Generell können wir nicht beeinflussen, wie das Wikingerbild von rechtsextremen Akteuren genutzt, instrumentalisiert oder missbraucht wird. Für das Wikinger Museum Haithabu haben wir ein klares Regelwerk aufgestellt, dass für alle Besucherinnen und Besucher bindend ist und eine rechtsextreme Vereinnahmung des Museums verhindern soll. So untersagen wir per Museumsordnung bspw. das Zeigen von rechtsextrem konnotierten Zeichen, Symbolen, Szenecodes und auch Kleidungsmarken, also auch von Dingen, die strafrechtlich nicht verboten sind. Wir möchten dadurch verhindern, dass das Museum für rechtsextreme Propaganda missbraucht wird, bspw. indem sich Besucherinnen und Besucher mit rechtsextremen Symbolen im Museum oder in Haithabu fotografieren und die Fotos dann ins Internet stellen.

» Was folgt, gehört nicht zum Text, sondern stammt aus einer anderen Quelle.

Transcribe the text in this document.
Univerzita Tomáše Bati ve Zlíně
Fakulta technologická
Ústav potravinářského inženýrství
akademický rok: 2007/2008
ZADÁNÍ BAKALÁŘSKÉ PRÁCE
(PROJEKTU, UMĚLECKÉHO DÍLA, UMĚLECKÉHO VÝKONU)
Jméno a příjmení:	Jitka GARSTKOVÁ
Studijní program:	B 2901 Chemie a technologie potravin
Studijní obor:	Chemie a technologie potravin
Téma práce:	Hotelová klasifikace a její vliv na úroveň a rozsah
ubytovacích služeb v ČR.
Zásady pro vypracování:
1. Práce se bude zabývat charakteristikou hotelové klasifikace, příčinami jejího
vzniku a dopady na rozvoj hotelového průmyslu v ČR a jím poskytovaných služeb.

Gleichzeitig beziehen wir auch regelmäßig in der Öffentlichkeit eine klare Stellung und versuchen dadurch auch offensiv zu kommunizieren, dass wir eine Vereinnahmung von Haithabu für rechtsextreme Propaganda nicht zulassen. Zum Glück sind Vorfälle dieser Art sehr selten und bislang haben alle Besucherinnen und Besucher spätestens nach einer freundlichen Ansprache die geltende Hausordnung akzeptiert. Ich blicke daher mit viel Vorfreude und ohne große Sorgen auf dieses neue Jahr.
Auf was dürfen sich die Gäste des WMH besonders freuen?
Wir nutzen den Winter, um uns auf eine intensive Saison 2026 vorzubereiten: Wir haben mit Sanierungsarbeiten bei den Wikinger Häusern begonnen und unser Museumsboot Erik zur Reparatur in die Werft des renommierten Vikingeskibsmuseet in Roskilde gebracht. Neben unseren drei großen Marktveranstaltungen – dem Frühjahrsmarkt über Ostern, dem Sommermarkt Mitte Juli und der Herbstmesse Ende Oktober – planen wir derzeit mehrere Themenwochenenden bei den Wikinger Häusern und natürlich wird es im Museum und bei den Wikinger Häusern wieder Führungen und Fachvorträge, Bastel- und Verkleidungsprojekte für Familien und jede Menge lebendige Vermittlung durch unsere „freiwilligen Wikinger“ geben.